The study has ignited interest among different stakeholders in potential solutions. One proposal is making access to CPR training more accessible and affordable. Currently, CPR training, which is usually conducted by the American Red Cross and the American Heart Association, requires several hours and a monetary fee. Dr. Aaron Cohen, a cardiology fellow at the University of Massachusetts Medical School, stated to the Gazette, “We need to do more about educating everybody; the work that we have to do is more universal than we thought.” The nature of CPR training itself may have to be reimagined. “The images of CPR examples are of White people and White manikins. It doesn’t reflect diversity because Black and Hispanic people cannot relate as much,” stated Dr. Chan.

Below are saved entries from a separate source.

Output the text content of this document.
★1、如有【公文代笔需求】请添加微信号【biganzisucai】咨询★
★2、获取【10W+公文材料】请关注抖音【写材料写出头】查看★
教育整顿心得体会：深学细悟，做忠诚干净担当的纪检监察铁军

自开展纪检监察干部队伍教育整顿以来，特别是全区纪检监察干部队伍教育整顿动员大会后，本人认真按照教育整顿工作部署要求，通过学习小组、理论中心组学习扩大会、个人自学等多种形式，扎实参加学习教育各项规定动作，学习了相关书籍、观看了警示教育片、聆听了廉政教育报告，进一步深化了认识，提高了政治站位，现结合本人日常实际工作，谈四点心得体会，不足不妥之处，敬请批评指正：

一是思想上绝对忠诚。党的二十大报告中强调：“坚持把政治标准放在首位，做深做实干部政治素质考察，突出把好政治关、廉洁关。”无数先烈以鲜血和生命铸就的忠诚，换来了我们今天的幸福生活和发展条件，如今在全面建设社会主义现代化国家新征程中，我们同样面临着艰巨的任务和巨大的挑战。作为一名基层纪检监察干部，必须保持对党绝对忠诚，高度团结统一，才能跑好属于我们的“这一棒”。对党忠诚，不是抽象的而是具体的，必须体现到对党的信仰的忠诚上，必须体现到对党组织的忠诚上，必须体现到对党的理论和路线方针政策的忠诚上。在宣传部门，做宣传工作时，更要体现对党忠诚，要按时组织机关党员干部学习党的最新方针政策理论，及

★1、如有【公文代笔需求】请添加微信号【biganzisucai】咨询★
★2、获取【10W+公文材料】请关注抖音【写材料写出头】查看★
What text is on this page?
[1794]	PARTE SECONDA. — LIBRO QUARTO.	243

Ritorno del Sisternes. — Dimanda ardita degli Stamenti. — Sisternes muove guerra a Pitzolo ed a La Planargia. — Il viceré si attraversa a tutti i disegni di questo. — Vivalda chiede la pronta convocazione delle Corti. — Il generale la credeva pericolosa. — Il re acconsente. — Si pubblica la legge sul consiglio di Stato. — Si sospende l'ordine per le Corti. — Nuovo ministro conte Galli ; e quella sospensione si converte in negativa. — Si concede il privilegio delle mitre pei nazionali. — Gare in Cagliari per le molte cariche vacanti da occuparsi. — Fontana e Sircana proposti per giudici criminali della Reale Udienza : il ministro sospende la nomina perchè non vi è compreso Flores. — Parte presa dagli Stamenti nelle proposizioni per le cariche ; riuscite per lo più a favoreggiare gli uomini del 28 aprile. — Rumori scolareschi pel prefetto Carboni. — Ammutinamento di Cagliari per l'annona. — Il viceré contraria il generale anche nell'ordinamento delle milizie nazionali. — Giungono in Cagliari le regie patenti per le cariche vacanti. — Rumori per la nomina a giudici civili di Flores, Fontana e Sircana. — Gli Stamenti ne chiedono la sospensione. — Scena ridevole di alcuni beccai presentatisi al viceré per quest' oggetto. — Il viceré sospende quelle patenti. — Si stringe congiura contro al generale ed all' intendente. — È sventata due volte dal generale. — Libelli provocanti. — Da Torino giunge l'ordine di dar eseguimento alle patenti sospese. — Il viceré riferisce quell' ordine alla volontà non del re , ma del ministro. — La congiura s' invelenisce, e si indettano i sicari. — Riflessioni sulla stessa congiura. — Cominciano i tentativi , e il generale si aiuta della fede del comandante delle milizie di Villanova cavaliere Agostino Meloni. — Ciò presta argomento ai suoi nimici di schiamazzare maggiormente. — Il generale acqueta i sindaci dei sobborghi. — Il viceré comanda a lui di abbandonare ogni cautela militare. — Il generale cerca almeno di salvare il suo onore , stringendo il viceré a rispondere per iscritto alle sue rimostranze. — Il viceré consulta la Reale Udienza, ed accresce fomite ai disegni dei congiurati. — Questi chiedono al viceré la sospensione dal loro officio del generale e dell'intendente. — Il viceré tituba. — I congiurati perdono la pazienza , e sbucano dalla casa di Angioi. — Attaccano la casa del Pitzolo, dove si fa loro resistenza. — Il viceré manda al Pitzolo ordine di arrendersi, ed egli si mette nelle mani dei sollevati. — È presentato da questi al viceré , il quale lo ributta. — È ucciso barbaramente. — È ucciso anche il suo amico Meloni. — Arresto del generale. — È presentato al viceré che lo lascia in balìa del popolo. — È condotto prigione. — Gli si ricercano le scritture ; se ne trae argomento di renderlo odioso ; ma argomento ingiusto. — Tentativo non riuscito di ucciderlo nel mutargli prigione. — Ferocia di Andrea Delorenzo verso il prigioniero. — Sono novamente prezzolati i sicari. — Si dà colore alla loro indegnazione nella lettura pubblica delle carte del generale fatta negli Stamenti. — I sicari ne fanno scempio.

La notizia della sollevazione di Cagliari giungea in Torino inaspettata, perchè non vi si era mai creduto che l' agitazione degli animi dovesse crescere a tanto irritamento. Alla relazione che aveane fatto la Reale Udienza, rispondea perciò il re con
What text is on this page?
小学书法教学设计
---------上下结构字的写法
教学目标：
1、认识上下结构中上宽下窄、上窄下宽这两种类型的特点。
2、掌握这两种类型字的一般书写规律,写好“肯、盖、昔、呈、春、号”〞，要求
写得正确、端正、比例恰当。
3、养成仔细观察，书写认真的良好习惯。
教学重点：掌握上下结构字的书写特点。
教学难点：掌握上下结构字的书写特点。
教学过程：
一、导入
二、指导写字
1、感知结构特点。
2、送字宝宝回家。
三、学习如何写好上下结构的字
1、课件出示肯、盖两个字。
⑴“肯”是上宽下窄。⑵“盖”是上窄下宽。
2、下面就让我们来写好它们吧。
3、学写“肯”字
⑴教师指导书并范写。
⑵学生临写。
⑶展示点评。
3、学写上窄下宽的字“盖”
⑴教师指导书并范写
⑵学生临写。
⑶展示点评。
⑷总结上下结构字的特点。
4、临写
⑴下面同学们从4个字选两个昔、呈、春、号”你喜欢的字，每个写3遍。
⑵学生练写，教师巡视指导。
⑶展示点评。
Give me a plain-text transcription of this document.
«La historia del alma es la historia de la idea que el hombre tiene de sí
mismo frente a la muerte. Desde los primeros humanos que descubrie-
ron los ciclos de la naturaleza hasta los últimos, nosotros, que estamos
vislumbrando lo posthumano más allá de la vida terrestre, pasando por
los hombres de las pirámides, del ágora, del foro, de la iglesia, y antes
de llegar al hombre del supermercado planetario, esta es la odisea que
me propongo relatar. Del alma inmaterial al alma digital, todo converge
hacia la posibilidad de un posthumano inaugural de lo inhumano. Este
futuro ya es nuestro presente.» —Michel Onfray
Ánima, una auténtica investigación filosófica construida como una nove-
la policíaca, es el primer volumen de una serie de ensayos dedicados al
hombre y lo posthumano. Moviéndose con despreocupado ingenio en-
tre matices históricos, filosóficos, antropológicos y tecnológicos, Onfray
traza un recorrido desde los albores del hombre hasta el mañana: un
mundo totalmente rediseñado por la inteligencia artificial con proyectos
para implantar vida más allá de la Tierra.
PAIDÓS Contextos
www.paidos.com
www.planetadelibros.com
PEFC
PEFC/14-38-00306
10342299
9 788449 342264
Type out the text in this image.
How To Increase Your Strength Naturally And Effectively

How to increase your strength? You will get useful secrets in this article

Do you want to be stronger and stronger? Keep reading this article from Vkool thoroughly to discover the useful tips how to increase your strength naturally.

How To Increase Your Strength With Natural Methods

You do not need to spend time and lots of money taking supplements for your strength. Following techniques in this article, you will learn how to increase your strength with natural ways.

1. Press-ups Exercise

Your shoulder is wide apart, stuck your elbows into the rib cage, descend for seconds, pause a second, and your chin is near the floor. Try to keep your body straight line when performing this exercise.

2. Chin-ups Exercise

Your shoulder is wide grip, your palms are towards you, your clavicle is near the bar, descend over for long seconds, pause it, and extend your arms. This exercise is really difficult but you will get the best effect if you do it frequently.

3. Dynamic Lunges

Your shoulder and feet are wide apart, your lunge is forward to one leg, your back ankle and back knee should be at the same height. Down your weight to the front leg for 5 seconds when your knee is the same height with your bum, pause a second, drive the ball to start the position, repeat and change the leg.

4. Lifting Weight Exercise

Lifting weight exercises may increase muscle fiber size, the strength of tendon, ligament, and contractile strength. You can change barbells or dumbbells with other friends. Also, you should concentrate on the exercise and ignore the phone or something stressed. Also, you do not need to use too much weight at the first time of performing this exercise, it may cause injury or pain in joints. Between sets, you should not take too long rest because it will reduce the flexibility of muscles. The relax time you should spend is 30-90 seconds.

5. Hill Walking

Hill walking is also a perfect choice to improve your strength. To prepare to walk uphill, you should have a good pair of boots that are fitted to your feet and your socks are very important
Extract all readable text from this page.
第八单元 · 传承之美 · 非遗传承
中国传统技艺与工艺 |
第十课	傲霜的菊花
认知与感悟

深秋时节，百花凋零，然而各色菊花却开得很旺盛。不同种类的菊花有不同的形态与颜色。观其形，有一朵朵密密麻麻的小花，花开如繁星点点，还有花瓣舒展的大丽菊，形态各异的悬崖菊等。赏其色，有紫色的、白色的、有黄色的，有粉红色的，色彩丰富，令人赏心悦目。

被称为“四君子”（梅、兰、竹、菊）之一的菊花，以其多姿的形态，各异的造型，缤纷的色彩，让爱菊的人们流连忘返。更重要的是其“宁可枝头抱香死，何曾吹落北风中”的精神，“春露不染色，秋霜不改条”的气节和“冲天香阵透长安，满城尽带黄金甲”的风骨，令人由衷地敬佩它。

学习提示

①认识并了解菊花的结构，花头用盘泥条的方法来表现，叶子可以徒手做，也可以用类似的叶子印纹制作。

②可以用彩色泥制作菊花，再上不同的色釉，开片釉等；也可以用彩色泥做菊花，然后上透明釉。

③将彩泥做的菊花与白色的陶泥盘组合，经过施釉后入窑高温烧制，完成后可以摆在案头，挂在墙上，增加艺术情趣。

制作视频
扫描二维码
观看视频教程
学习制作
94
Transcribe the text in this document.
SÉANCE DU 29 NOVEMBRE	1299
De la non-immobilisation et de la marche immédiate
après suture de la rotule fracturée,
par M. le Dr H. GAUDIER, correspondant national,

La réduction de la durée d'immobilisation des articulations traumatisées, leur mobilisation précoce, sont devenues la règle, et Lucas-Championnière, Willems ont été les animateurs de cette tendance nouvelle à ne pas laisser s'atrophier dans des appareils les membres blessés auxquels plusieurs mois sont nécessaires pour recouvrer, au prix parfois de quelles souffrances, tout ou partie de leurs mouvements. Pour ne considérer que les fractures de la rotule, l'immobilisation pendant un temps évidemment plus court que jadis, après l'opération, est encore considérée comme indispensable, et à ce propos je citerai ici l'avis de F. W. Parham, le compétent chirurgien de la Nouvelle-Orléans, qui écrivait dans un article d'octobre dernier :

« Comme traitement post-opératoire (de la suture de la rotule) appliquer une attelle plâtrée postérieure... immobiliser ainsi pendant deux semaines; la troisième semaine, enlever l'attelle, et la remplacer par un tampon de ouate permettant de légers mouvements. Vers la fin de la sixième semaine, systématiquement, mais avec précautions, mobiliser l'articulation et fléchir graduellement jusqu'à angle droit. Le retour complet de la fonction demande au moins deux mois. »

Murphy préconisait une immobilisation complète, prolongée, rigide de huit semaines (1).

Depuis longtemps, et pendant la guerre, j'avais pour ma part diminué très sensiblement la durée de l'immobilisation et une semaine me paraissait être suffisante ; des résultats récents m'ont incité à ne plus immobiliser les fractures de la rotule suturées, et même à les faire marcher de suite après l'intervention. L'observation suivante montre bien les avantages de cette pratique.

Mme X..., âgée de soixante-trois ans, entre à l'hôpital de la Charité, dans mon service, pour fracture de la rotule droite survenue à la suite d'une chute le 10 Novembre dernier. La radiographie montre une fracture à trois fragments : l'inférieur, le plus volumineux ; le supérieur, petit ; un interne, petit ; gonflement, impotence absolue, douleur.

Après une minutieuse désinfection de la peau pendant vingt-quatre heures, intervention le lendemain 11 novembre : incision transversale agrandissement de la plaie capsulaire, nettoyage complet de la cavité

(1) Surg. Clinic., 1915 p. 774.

Unfortunately, a sobering conclusion of the study is that even in areas where access to CPR training is presumably high, Black and Latinx victims still receive less CPR than their white counterparts. Therefore, providing additional training in CPR, in particular to Black and Latinx populations, is actionable, but not necessarily enabling for addressing the divide in access. Fundamentally addressing this disparity in access will likely require transforming a pervasive implicit racial bias that we now recognize was deadlier than ever before.